Il viaggio era stato pagato interamente dal monastero da cui
proveniva, inclusa anche una piccola riserva di denaro di cui era stato dotato,
da usare per gli eventuali imprevisti in cui sarebbe potuto incorrere lungo la
strada per l’eremo di Nibizzola.
Si congedò con poche parole dal cocchiere benedicendolo e si
diresse immediatamente al piccolo edificio che fungeva da locanda del paese.
Il freddo autunnale si faceva sentire, il cielo non
prometteva nulla di buono con il suo grigiore compatto, così Padre Cesare si
affrettò ad entrare. Varcata la soglia venne investito da un rassicurante
tepore, che lo fece sentire subito meglio.
La stanza in cui era entrato non era certo lussuosa,
illuminata malamente da due miseri candelabri che pendevano da un grigio
soffitto di vecchie assi di legno, la penombra dava al tutto un'aria quasi
spettrale.
Un bancone era stato sistemato di fronte all'entrata, in
modo che il proprietario potesse sempre osservare l'ingresso e gli avventori
che lo attraversavano, ma la stanza fungeva anche da sala comune e vi si
ammassavano un paio tavoli evidentemente attrezzati per consumare i pasti.

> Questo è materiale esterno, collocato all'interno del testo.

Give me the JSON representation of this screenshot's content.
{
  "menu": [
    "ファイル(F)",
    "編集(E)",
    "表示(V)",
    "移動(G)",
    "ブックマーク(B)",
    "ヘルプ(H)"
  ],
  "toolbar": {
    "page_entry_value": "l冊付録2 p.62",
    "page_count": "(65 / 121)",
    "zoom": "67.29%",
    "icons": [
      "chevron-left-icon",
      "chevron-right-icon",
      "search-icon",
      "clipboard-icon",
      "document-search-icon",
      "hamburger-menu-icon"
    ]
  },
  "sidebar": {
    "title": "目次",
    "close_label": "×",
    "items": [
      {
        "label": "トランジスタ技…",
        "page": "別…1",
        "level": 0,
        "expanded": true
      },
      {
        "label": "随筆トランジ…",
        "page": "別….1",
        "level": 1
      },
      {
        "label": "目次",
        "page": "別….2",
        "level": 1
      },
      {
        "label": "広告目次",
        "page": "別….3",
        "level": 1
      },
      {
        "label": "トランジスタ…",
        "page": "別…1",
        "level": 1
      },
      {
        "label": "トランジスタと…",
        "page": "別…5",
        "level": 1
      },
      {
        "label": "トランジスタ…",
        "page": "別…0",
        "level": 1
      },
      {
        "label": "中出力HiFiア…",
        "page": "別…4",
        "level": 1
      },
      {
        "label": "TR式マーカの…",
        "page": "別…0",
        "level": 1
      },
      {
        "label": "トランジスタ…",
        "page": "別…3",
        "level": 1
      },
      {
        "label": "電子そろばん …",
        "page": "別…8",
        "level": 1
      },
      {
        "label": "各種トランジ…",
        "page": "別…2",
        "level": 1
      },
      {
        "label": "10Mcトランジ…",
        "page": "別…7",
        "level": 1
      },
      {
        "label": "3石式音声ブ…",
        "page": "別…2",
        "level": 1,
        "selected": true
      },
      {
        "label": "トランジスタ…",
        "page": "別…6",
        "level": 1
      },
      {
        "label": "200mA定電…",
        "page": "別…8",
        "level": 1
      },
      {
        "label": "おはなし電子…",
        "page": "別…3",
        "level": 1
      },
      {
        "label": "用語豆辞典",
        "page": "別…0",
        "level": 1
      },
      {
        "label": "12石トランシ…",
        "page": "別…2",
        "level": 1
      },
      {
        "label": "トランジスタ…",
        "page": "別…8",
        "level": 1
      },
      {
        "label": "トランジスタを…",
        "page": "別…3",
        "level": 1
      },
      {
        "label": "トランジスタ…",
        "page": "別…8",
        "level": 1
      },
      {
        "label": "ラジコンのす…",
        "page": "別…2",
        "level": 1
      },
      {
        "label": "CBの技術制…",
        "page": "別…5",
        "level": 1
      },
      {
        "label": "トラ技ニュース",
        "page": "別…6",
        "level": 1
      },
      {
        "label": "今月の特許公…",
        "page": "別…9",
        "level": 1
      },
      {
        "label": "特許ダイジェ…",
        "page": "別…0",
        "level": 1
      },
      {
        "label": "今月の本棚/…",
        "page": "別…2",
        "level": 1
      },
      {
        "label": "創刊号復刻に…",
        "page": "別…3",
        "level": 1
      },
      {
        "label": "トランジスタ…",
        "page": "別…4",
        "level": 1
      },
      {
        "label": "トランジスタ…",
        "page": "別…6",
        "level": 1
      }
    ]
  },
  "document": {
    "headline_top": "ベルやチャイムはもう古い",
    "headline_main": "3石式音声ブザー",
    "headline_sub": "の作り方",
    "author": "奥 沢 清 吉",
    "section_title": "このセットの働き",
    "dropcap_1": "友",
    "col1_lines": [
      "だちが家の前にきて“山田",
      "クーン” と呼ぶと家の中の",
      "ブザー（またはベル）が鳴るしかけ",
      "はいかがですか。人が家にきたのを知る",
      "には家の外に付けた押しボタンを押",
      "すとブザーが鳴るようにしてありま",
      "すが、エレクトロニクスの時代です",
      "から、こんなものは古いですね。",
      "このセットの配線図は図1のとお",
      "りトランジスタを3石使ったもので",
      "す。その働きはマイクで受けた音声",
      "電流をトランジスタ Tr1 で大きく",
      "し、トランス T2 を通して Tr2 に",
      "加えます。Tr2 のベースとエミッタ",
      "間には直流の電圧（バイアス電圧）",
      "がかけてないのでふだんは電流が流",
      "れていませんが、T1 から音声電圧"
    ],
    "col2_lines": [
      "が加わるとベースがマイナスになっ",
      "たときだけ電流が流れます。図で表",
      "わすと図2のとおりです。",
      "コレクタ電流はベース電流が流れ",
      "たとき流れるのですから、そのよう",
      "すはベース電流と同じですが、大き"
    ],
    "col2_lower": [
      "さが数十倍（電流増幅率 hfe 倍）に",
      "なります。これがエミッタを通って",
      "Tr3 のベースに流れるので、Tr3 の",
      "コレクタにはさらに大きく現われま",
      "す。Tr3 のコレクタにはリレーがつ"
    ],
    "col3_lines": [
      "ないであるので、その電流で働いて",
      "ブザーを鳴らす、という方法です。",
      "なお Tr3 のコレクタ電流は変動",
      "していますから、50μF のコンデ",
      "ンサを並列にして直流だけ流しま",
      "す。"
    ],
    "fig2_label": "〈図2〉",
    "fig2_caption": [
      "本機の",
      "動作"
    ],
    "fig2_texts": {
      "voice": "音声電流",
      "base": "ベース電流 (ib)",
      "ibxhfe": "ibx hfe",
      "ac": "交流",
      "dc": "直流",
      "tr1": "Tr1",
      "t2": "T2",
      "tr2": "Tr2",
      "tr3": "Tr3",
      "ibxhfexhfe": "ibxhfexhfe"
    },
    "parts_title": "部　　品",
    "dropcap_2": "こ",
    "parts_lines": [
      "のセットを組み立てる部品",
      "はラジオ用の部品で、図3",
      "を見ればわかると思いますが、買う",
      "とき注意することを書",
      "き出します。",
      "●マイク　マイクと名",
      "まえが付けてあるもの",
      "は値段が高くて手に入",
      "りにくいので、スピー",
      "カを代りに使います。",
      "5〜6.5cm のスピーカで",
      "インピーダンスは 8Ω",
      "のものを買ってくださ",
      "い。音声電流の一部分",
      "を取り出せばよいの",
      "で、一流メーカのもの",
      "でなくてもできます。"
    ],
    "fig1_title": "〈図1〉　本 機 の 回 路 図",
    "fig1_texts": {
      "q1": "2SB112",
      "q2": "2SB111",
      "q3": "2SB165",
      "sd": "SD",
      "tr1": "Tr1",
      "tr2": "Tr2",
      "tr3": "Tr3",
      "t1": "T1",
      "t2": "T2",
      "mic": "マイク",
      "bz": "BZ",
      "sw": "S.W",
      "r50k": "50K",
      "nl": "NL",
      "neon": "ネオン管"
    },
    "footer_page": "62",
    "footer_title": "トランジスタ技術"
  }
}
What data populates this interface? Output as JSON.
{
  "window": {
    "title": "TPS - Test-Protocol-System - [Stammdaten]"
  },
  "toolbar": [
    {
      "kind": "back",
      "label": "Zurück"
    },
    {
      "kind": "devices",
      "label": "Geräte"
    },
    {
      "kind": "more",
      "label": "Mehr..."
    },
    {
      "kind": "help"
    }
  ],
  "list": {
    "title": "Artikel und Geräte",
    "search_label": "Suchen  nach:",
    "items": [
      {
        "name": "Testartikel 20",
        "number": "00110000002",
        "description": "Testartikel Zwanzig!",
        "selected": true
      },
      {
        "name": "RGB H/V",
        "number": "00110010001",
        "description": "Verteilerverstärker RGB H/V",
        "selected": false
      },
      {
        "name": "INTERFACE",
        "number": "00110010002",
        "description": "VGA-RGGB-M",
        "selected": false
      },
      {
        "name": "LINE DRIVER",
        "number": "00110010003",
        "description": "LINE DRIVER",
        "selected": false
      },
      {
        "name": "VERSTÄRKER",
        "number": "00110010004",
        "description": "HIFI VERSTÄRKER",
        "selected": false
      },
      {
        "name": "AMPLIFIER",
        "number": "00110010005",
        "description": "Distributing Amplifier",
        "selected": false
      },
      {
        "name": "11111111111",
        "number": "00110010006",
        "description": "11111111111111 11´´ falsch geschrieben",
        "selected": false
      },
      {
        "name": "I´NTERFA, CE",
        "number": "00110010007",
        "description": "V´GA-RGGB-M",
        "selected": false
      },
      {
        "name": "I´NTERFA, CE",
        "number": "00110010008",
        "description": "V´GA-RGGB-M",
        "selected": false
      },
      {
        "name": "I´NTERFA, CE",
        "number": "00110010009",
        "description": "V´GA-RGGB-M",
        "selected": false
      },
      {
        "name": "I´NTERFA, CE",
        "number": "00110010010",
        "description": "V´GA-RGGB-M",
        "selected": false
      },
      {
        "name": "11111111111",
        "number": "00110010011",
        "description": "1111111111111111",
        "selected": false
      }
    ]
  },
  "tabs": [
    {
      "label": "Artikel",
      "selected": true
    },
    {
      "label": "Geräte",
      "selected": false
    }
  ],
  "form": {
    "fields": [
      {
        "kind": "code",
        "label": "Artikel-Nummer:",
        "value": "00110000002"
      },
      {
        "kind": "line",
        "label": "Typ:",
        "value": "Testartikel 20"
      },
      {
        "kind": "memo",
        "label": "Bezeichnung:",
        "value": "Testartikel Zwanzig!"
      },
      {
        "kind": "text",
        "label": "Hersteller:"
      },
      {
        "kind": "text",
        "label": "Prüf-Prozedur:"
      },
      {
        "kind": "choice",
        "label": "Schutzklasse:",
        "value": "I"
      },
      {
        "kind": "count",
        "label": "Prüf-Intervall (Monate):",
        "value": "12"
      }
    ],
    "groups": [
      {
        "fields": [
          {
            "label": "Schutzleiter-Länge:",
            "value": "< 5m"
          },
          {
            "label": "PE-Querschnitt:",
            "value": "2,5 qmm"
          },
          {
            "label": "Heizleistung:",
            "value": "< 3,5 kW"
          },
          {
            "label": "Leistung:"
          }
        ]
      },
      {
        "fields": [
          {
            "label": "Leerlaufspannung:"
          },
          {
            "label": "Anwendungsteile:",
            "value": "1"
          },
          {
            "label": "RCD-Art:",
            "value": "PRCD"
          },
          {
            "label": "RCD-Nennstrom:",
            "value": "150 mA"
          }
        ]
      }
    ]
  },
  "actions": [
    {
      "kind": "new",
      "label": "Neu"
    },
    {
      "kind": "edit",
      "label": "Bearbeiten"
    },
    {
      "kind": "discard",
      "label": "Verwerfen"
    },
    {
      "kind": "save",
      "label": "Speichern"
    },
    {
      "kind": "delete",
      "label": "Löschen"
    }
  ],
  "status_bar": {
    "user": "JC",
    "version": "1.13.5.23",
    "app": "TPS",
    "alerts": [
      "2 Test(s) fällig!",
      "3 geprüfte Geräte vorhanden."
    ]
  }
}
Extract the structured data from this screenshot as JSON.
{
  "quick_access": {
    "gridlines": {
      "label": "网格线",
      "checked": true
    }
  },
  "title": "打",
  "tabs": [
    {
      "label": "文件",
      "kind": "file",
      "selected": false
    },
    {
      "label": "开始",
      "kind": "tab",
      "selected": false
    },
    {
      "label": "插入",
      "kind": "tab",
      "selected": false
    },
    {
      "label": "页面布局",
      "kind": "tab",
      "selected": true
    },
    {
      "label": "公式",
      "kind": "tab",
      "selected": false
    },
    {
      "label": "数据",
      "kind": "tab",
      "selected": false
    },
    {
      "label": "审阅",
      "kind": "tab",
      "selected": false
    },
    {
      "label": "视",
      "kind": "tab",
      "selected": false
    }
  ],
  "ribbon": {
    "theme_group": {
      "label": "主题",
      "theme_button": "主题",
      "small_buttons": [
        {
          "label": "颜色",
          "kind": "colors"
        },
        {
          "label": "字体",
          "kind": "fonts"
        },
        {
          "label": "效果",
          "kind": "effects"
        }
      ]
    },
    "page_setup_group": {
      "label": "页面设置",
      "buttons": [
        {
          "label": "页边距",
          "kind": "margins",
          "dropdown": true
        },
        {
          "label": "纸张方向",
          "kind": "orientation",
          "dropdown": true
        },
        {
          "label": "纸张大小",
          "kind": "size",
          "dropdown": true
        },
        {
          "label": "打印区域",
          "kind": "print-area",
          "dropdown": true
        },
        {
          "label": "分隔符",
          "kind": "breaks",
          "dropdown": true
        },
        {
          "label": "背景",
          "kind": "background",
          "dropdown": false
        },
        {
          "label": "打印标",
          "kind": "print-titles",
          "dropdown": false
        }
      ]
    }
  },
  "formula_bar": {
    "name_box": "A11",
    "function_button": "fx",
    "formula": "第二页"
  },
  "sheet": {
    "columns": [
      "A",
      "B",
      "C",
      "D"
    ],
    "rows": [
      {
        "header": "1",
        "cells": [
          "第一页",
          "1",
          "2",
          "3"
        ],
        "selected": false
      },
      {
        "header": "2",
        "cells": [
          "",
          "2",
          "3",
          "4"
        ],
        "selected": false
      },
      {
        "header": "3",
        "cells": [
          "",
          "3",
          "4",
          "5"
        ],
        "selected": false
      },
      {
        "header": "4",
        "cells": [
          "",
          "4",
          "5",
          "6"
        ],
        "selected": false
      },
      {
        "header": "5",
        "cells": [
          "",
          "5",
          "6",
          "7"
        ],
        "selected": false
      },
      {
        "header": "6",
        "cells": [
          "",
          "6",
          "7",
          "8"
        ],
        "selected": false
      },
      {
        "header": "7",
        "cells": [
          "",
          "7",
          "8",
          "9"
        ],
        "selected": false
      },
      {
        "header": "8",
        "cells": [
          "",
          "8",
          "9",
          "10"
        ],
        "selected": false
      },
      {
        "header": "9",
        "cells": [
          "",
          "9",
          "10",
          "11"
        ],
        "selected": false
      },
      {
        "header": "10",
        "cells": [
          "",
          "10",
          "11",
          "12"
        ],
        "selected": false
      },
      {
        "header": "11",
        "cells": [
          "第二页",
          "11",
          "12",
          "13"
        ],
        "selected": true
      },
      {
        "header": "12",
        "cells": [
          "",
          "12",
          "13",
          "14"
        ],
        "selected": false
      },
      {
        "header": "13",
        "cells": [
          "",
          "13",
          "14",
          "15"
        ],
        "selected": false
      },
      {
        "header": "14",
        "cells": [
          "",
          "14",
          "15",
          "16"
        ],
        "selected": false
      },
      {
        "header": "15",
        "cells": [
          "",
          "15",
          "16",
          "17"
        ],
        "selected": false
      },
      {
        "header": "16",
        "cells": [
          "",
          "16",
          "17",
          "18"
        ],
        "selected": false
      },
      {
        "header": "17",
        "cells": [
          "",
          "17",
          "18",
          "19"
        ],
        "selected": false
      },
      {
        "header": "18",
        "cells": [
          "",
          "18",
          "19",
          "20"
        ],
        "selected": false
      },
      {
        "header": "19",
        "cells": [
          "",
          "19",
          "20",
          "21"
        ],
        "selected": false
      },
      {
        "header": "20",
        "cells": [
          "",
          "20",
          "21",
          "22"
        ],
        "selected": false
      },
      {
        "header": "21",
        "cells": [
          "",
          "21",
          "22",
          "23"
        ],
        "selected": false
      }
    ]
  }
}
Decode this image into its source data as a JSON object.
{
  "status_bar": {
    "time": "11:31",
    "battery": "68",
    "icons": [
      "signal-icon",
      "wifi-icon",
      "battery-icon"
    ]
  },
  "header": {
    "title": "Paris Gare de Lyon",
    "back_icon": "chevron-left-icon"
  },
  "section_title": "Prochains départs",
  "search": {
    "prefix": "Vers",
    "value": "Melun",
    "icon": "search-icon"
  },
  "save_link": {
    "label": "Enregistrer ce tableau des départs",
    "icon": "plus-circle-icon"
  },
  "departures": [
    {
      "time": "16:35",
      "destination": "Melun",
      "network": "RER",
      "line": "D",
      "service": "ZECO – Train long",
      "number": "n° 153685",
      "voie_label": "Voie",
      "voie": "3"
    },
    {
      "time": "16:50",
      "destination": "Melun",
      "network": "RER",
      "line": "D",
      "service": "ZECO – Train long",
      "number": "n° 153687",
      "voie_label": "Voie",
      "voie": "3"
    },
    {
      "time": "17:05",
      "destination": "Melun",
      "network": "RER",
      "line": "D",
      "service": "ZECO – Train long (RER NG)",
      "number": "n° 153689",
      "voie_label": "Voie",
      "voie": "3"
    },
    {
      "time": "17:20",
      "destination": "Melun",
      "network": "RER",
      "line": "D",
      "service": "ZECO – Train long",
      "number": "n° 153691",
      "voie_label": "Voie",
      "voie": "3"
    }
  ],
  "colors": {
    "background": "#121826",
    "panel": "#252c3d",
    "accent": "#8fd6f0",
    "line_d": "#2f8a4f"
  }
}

Un
leggero odore di stufato si spandeva dalla cucina, collocata in una stanza
appena sul retro.
Il proprietario si rivelò essere un'enorme donna,
affaccendata con piglio caparbio sul bancone, ne strofinava il legno con uno
straccio reso quasi nero dall’uso.
Padre Cesare si avvicinò, appena lo vide la locandiera si
affrettò a gettare lo straccio in angolo. Lo squadrò con la sua enorme faccia,
sotto la quale facevano capolino ben tre menti di carne superflua.
«Buona sera...» osservando il saio da monaco che Cesare
portava sotto il mantello si affrettò a concludere la frase «...padre.»
«Buona sera» rispose lui, aggiungendo «Temo che dovrò
passare la notte qui, l'eremo dovrebbe già aver serrato le sue porte a
quest'ora, giusto?»
La donna si girò, lanciò un urlo con quella sua voce
profonda, facendo trasalire gli unici due avventori intenti a consumare il loro
pasto silenzioso ai tavoli della sala. «Tonio! Scendi che ce n'è un altro!».
Non trascorse che un istante dall’urlo della locandiera, che
si affacciò, da una rampa di scalini situata in fondo alla stanza, un pallido
ragazzino dall’aria annoiata.
Padre Cesare lo osservò arrivare, strascicando i piedi con
passo incerto, sollevare il suo fagotto e portarlo al piano di sopra.
Una volta che il ragazzino fu sparito al piano superiore,
Cesare si rivolse alla donna:
«Spero che questo basti anche per un piatto del suo stufato,
gentile signora, il viaggio è stato lungo e faticoso.» prese dalle tasche tutto il denaro che aveva
e lo rovesciò sul bancone.
La locandiera raccolse con attenzione tutte le monete, una
per una, mentre sottovoce contava.
Alla fine sentenziò: «Basta eccome. Tenga il resto però.»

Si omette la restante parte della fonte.